Monday, August 29, 2011

How to hack Scribd to download documents for free

How to download documents for free
I was looking at an online document that SOMEONE ELSE UPLOADED and it was very helpful, so I wanted to download it. Scribd however, wanted to charge a daily fee of around $5 dollars to download the content, when it clearly says someone uploaded it.

Here was the document that I wanted: http://www.scribd.com/doc/90924585/The-Dark-Monk-Excerpt-by-Oliver-Potzsch
For Public ID's(2012):

*document ID* = 90924585

http://www.scribd.com/mobile/documents/*document ID*/
or
http://www.scribd.com/mobile/documents/*document ID*/download

Insert the number id in the here ^
Sometimes using the first download link is better because it creates a download button.
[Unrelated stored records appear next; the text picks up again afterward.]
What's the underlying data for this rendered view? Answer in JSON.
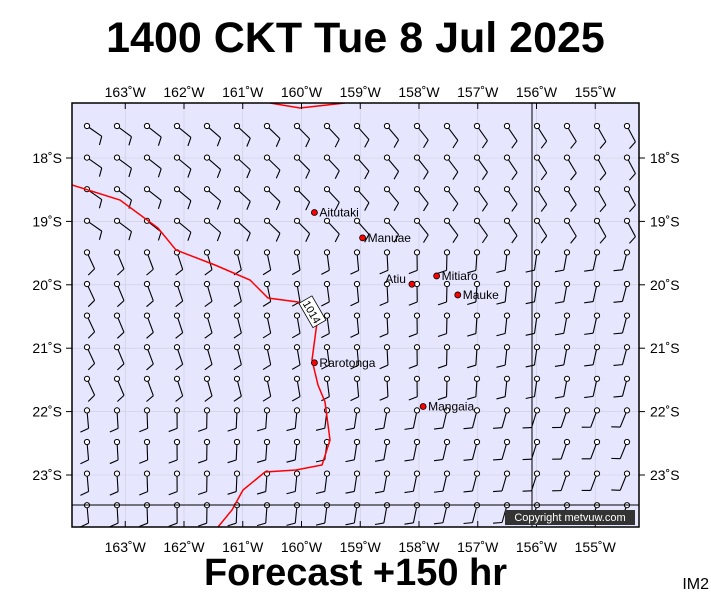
{
  "title": "1400 CKT Tue 8 Jul 2025",
  "footer": "Forecast +150 hr",
  "image_code": "IM2",
  "copyright": "Copyright metvuw.com",
  "isobar_label": "1014",
  "colors": {
    "ocean": "#e6e6ff",
    "isobar": "#ff0000",
    "island": "#ff0000",
    "barb": "#000000"
  },
  "map": {
    "lon_ticks": [
      "163˚W",
      "162˚W",
      "161˚W",
      "160˚W",
      "159˚W",
      "158˚W",
      "157˚W",
      "156˚W",
      "155˚W"
    ],
    "lat_ticks": [
      "18˚S",
      "19˚S",
      "20˚S",
      "21˚S",
      "22˚S",
      "23˚S"
    ],
    "islands": [
      {
        "name": "Aitutaki",
        "lon": -159.78,
        "lat": -18.86
      },
      {
        "name": "Manuae",
        "lon": -158.96,
        "lat": -19.26
      },
      {
        "name": "Mitiaro",
        "lon": -157.7,
        "lat": -19.86
      },
      {
        "name": "Atiu",
        "lon": -158.12,
        "lat": -19.99
      },
      {
        "name": "Mauke",
        "lon": -157.34,
        "lat": -20.16
      },
      {
        "name": "Rarotonga",
        "lon": -159.78,
        "lat": -21.23
      },
      {
        "name": "Mangaia",
        "lon": -157.93,
        "lat": -21.92
      }
    ]
  }
}
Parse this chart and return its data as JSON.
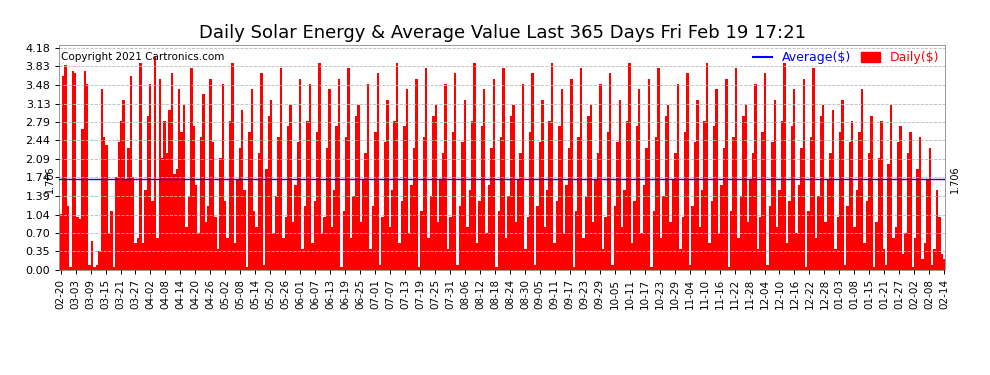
{
  "title": "Daily Solar Energy & Average Value Last 365 Days Fri Feb 19 17:21",
  "copyright": "Copyright 2021 Cartronics.com",
  "average_value": 1.706,
  "average_label": "1.706",
  "ylim": [
    0.0,
    4.18
  ],
  "yticks": [
    0.0,
    0.35,
    0.7,
    1.04,
    1.39,
    1.74,
    2.09,
    2.44,
    2.79,
    3.13,
    3.48,
    3.83,
    4.18
  ],
  "bar_color": "#ff0000",
  "average_line_color": "#0000ff",
  "background_color": "#ffffff",
  "grid_color": "#bbbbbb",
  "legend_average_color": "#0000ff",
  "legend_daily_color": "#ff0000",
  "title_fontsize": 13,
  "copyright_fontsize": 7.5,
  "tick_fontsize": 8,
  "x_labels": [
    "02-20",
    "03-03",
    "03-09",
    "03-15",
    "03-21",
    "03-27",
    "04-02",
    "04-08",
    "04-14",
    "04-20",
    "04-26",
    "05-02",
    "05-08",
    "05-14",
    "05-20",
    "05-26",
    "06-01",
    "06-07",
    "06-13",
    "06-19",
    "06-25",
    "07-01",
    "07-07",
    "07-13",
    "07-19",
    "07-25",
    "07-31",
    "08-06",
    "08-12",
    "08-18",
    "08-24",
    "08-30",
    "09-05",
    "09-11",
    "09-17",
    "09-23",
    "09-29",
    "10-05",
    "10-11",
    "10-17",
    "10-23",
    "10-29",
    "11-04",
    "11-10",
    "11-16",
    "11-22",
    "11-28",
    "12-04",
    "12-10",
    "12-16",
    "12-22",
    "12-28",
    "01-03",
    "01-08",
    "01-15",
    "01-21",
    "01-27",
    "02-02",
    "02-08",
    "02-14"
  ],
  "num_bars": 365,
  "bar_values": [
    1.05,
    3.65,
    3.85,
    1.2,
    0.05,
    3.75,
    3.7,
    1.0,
    0.95,
    2.65,
    3.75,
    3.5,
    0.1,
    0.55,
    0.05,
    0.1,
    0.35,
    3.4,
    2.5,
    2.35,
    0.7,
    1.1,
    0.05,
    1.75,
    2.4,
    2.8,
    3.2,
    1.7,
    2.3,
    3.65,
    1.75,
    0.5,
    0.6,
    3.9,
    0.5,
    1.5,
    2.9,
    3.5,
    1.3,
    4.0,
    0.6,
    3.6,
    2.1,
    2.8,
    2.2,
    3.0,
    3.7,
    1.8,
    1.9,
    3.4,
    2.6,
    3.1,
    0.8,
    1.4,
    3.8,
    2.7,
    1.6,
    0.7,
    2.5,
    3.3,
    0.9,
    1.2,
    3.6,
    2.4,
    1.0,
    0.4,
    2.1,
    3.5,
    1.3,
    0.6,
    2.8,
    3.9,
    0.5,
    1.7,
    2.3,
    3.0,
    1.5,
    0.05,
    2.6,
    3.4,
    1.1,
    0.8,
    2.2,
    3.7,
    0.1,
    1.9,
    2.9,
    3.2,
    0.7,
    1.4,
    2.5,
    3.8,
    0.6,
    1.0,
    2.7,
    3.1,
    0.9,
    1.6,
    2.4,
    3.6,
    0.4,
    1.2,
    2.8,
    3.5,
    0.5,
    1.3,
    2.6,
    3.9,
    0.7,
    1.0,
    2.3,
    3.4,
    0.8,
    1.5,
    2.7,
    3.6,
    0.05,
    1.1,
    2.5,
    3.8,
    0.6,
    1.4,
    2.9,
    3.1,
    0.9,
    1.7,
    2.2,
    3.5,
    0.4,
    1.2,
    2.6,
    3.7,
    0.1,
    1.0,
    2.4,
    3.2,
    0.8,
    1.5,
    2.8,
    3.9,
    0.5,
    1.3,
    2.7,
    3.4,
    0.7,
    1.6,
    2.3,
    3.6,
    0.05,
    1.1,
    2.5,
    3.8,
    0.6,
    1.4,
    2.9,
    3.1,
    0.9,
    1.7,
    2.2,
    3.5,
    0.4,
    1.0,
    2.6,
    3.7,
    0.1,
    1.2,
    2.4,
    3.2,
    0.8,
    1.5,
    2.8,
    3.9,
    0.5,
    1.3,
    2.7,
    3.4,
    0.7,
    1.6,
    2.3,
    3.6,
    0.05,
    1.1,
    2.5,
    3.8,
    0.6,
    1.4,
    2.9,
    3.1,
    0.9,
    1.7,
    2.2,
    3.5,
    0.4,
    1.0,
    2.6,
    3.7,
    0.1,
    1.2,
    2.4,
    3.2,
    0.8,
    1.5,
    2.8,
    3.9,
    0.5,
    1.3,
    2.7,
    3.4,
    0.7,
    1.6,
    2.3,
    3.6,
    0.05,
    1.1,
    2.5,
    3.8,
    0.6,
    1.4,
    2.9,
    3.1,
    0.9,
    1.7,
    2.2,
    3.5,
    0.4,
    1.0,
    2.6,
    3.7,
    0.1,
    1.2,
    2.4,
    3.2,
    0.8,
    1.5,
    2.8,
    3.9,
    0.5,
    1.3,
    2.7,
    3.4,
    0.7,
    1.6,
    2.3,
    3.6,
    0.05,
    1.1,
    2.5,
    3.8,
    0.6,
    1.4,
    2.9,
    3.1,
    0.9,
    1.7,
    2.2,
    3.5,
    0.4,
    1.0,
    2.6,
    3.7,
    0.1,
    1.2,
    2.4,
    3.2,
    0.8,
    1.5,
    2.8,
    3.9,
    0.5,
    1.3,
    2.7,
    3.4,
    0.7,
    1.6,
    2.3,
    3.6,
    0.05,
    1.1,
    2.5,
    3.8,
    0.6,
    1.4,
    2.9,
    3.1,
    0.9,
    1.7,
    2.2,
    3.5,
    0.4,
    1.0,
    2.6,
    3.7,
    0.1,
    1.2,
    2.4,
    3.2,
    0.8,
    1.5,
    2.8,
    3.9,
    0.5,
    1.3,
    2.7,
    3.4,
    0.7,
    1.6,
    2.3,
    3.6,
    0.05,
    1.1,
    2.5,
    3.8,
    0.6,
    1.4,
    2.9,
    3.1,
    0.9,
    1.7,
    2.2,
    3.0,
    0.4,
    1.0,
    2.6,
    3.2,
    0.1,
    1.2,
    2.4,
    2.8,
    0.8,
    1.5,
    2.6,
    3.4,
    0.5,
    1.3,
    2.2,
    2.9,
    0.05,
    0.9,
    2.1,
    2.8,
    0.4,
    0.1,
    2.0,
    3.1,
    0.6,
    0.8,
    2.4,
    2.7,
    0.3,
    0.7,
    2.2,
    2.6,
    0.05,
    0.6,
    1.9,
    2.5,
    0.2,
    0.5,
    1.7,
    2.3,
    0.1,
    0.4,
    1.5,
    1.0,
    0.3,
    0.2
  ]
}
It should should show a download link.

Update(2/18/12): For Private ID's:

Example URLs:
http://www.scribd.com/doc/39976170/Anthro-2B-Midterm-Study-Guide http://www.scribd.com/doc/33840335

Right-click > View Page Source > Save as to a document on your computer *Make sure you do this to get the entire "Generated Source" (I used Mozilla FireFox)
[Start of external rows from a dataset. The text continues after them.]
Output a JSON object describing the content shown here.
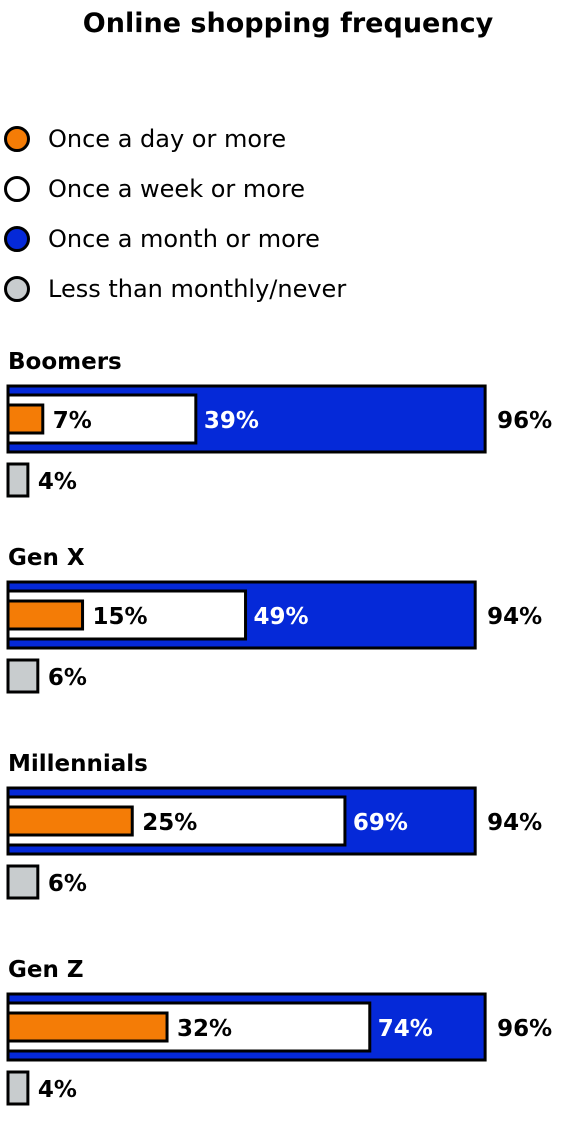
{
  "chart_data": {
    "type": "bar",
    "title": "Online shopping frequency",
    "legend": [
      {
        "name": "Once a day or more",
        "color": "#f47c06"
      },
      {
        "name": "Once a week or more",
        "color": "#ffffff"
      },
      {
        "name": "Once a month or more",
        "color": "#0529d8"
      },
      {
        "name": "Less than monthly/never",
        "color": "#c8ccce"
      }
    ],
    "categories": [
      "Boomers",
      "Gen X",
      "Millennials",
      "Gen Z"
    ],
    "series": [
      {
        "name": "Once a day or more",
        "values": [
          7,
          15,
          25,
          32
        ]
      },
      {
        "name": "Once a week or more",
        "values": [
          39,
          49,
          69,
          74
        ]
      },
      {
        "name": "Once a month or more",
        "values": [
          96,
          94,
          94,
          96
        ]
      },
      {
        "name": "Less than monthly/never",
        "values": [
          4,
          6,
          6,
          4
        ]
      }
    ],
    "xlim": [
      0,
      100
    ],
    "legend_position": "top-left"
  }
}
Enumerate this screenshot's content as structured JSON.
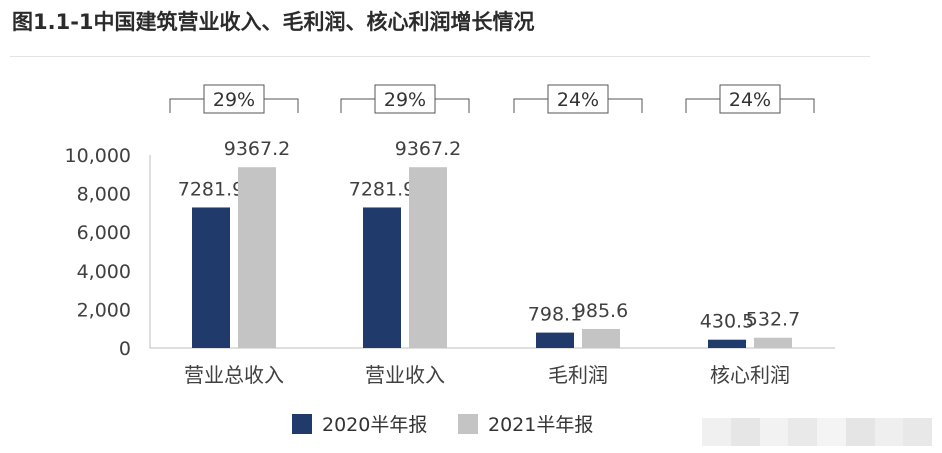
{
  "title": "图1.1-1中国建筑营业收入、毛利润、核心利润增长情况",
  "chart_data": {
    "type": "bar",
    "categories": [
      "营业总收入",
      "营业收入",
      "毛利润",
      "核心利润"
    ],
    "series": [
      {
        "name": "2020半年报",
        "values": [
          7281.9,
          7281.9,
          798.1,
          430.5
        ],
        "labels": [
          "7281.9",
          "7281.9",
          "798.1",
          "430.5"
        ],
        "color": "#1f3a6b"
      },
      {
        "name": "2021半年报",
        "values": [
          9367.2,
          9367.2,
          985.6,
          532.7
        ],
        "labels": [
          "9367.2",
          "9367.2",
          "985.6",
          "532.7"
        ],
        "color": "#c4c4c4"
      }
    ],
    "growth_labels": [
      "29%",
      "29%",
      "24%",
      "24%"
    ],
    "yticks": [
      "0",
      "2,000",
      "4,000",
      "6,000",
      "8,000",
      "10,000"
    ],
    "ylim": [
      0,
      10000
    ],
    "legend_position": "bottom",
    "grid": false
  }
}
I saved this as "doc.html" Open the file "doc.html" > Search for "page.u" You should see something like "// page.uuid : 3kw800775slntll"

page.uuid = "3kw800775slntll"

Now search for the page.uuid or "3kw800775slntll" and you should see something like: "http://html2.scribdassets.com/3kw800775slntll/pages/542-d2422da938.jsonp"

The URL can range from "html1.scribdassets.com" to "html4.scribdassets.com".

Here is a simple Linux Bash Script to download the images:
Make SURE you change the *page.uuid* to your page.uuid.

cat "doc.html" | grep pages | cut -d"/" -f6 | cut -d. -f1 | grep -vi scrib | while read ID; do wget "http://htmlimg1.scribdassets.com/*page.uuid*/images/$ID.jpg"; done;

However, once you find the page.uuid, you can substitute it in the URL. "http://htmlimg1.scribdassets.com/*page.uuid*/images/$ID.jpg"

Update(2/25/12): For Protect(Preview) ID's:

When there are previews on Scribd, they are trying to selling a document and other allow users to few select pages. Downloading these would be illegal and the script above only downloads the images of the "protected" documents.